Parte 1 - O Poeta que queria ser Astronauta 


            Eu olho as estrelas toda noite depois do jantar, eu sinto o vento e invento, aproveito cada maldito segundo com a lua. A lua me olhou, ficou me observando e naquele exato momento não consegui respirar tamanha descoberta que tinha feito: soube naquela hora o meu verdadeiro sentido de viver; sobreviver nunca mais.
              Ela me disse que viver é tomar seu banho quente na manhã fria e superar aquele amor que doía, vivi vida lívida perdido na existência, pessoas morrendo, eu me escondendo, a lua me disse a verdade, o sentido da vida é viver, ver seu filho crescer.
             Às vezes o chão pode cair sobre sua cabeça, mas não desista, insista, pois para viver você precisará morrer uma, duas ou três vezes se for preciso.
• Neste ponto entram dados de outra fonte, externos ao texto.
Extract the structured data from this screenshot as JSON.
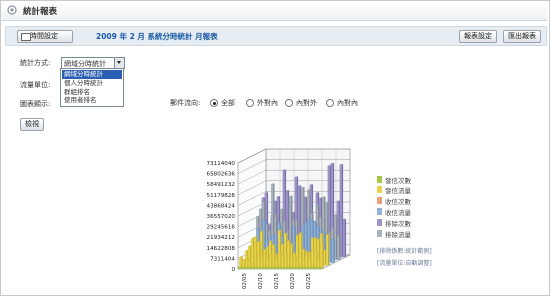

Confia em mim, eu sou o poeta que queria ser astronauta, eu desvendei a poesia das galáxias para te dizer ‘’Por que minha vida não dá certo?’’, viver é a resposta.
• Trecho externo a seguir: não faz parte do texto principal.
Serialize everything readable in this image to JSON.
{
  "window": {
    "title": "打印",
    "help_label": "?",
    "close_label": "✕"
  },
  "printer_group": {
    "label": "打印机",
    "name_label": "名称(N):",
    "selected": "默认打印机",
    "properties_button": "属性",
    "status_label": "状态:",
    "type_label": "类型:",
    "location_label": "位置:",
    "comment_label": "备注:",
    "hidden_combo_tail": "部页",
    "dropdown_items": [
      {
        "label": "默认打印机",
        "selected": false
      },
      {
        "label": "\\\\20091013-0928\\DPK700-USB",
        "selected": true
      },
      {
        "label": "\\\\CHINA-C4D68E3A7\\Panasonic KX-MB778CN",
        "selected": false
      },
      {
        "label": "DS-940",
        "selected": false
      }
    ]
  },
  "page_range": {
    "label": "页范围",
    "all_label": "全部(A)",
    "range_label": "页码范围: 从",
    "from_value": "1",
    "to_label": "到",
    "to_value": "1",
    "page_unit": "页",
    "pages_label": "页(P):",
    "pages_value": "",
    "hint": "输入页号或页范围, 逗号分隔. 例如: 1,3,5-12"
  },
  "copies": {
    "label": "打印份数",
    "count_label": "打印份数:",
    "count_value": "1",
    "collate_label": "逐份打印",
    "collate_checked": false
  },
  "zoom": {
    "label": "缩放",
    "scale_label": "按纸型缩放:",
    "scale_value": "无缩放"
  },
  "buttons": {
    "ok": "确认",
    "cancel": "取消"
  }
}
Parte 2 - Tempo, Vida e Morte Racional 


Tempo, tempo, tempo, tempo, tempo, tem... po? O que essa palavra significa? Tem... po é só um relógio fazendo tic-tac, quanto tempo eu tenho de vida? Vida, vida, vida, vida, vida, vi... da. O que é a vida? Tempo e vida são como um casal. Muito tempo atrás um pontinho no meio do universo explodiu e a vida surgiu, com o tempo a vida envelhece e com a vida o tempo... O tempo avança e a vida diminui, mas o tempo também cansa e a vida evolui, seria o tempo um Deus controlador com paciência infinita e a vida uma... vida? Tempo é infinito e a vida inexplicável, vida e tempo se beijaram loucamente durante um bilhão de anos e em um bilhão e um. Morte, morte, morte, morte, mor... te? A vida finalmente tem sua inimiga e nos próximos dois bilhões de anos brigaram intensamente até o tempo parar, tempo decidiu a vida é o começo e o durante e a morte, bem a morte você sabe, FIM.
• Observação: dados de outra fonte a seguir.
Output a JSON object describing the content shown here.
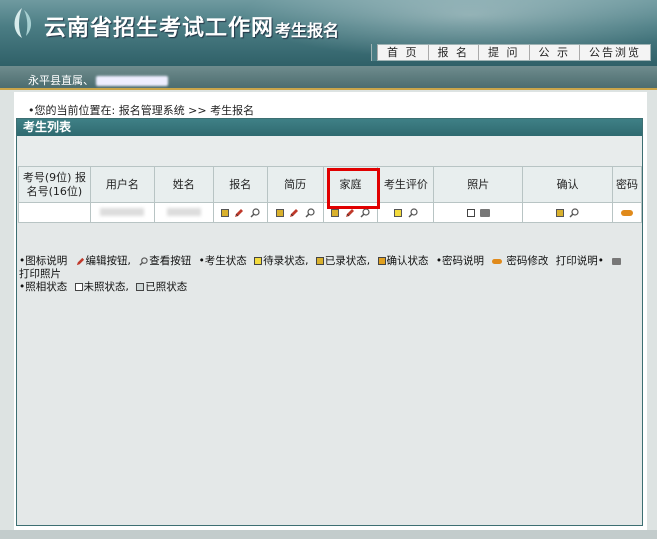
{
  "header": {
    "title": "云南省招生考试工作网",
    "subtitle": "考生报名"
  },
  "nav": {
    "items": [
      "首 页",
      "报 名",
      "提 问",
      "公 示",
      "公告浏览"
    ]
  },
  "strip": {
    "unit_text": "永平县直属、"
  },
  "breadcrumb": "•您的当前位置在: 报名管理系统 >> 考生报名",
  "panel": {
    "title": "考生列表"
  },
  "table": {
    "headers": [
      "考号(9位) 报名号(16位)",
      "用户名",
      "姓名",
      "报名",
      "简历",
      "家庭",
      "考生评价",
      "照片",
      "确认",
      "密码"
    ]
  },
  "legend": {
    "line1": [
      "•图标说明",
      "编辑按钮,",
      "查看按钮",
      "•考生状态",
      "待录状态,",
      "已录状态,",
      "确认状态",
      "•密码说明",
      "密码修改",
      "打印说明•",
      "打印照片"
    ],
    "line2": [
      "•照相状态",
      "未照状态,",
      "已照状态"
    ]
  },
  "colors": {
    "header_bg": "#4b7d84",
    "panel_title_bg": "#2f6a70",
    "highlight": "#e00000",
    "accent_line": "#c9a54a"
  }
}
Parte 3 - Mau Gosto da Loucura


‘’Vida longa, longa, longa e vazia, essa cama é tão quente e lá fora é tão frio”,

e por quê?

Para, para, para...

“Você sabe que eu estou certo, os lugares são incertos, todos eles sem exceção”

só me deixe por favor,

“Senhor Forbes Nash?’’,

sim,

“Repita comigo, os gramados verdes agora são cinzas causadas pelas mãos da humanidade’’,

 o-o-os gramados verdes agora são ci-cinzas causadas pe-pelas mãos da humanidade,

“E eu prometo vingar todas as pobres flores e as matas sem cores”,

eu não posso fazer isso, simplesmente não posso,

“Eles precisam pagar, os humanos há 400 mil anos vem sujando a célebre mãe Terra, evolução? Isso é o que eu chamo de destruição”,

amor,

amor,

amor

três vezes para não esquecer, amor, amor, amor, três vezes para...

Eu prometo vingar todas as flore-res , matas sem cores, sem questio...


(Foto @mare.lua)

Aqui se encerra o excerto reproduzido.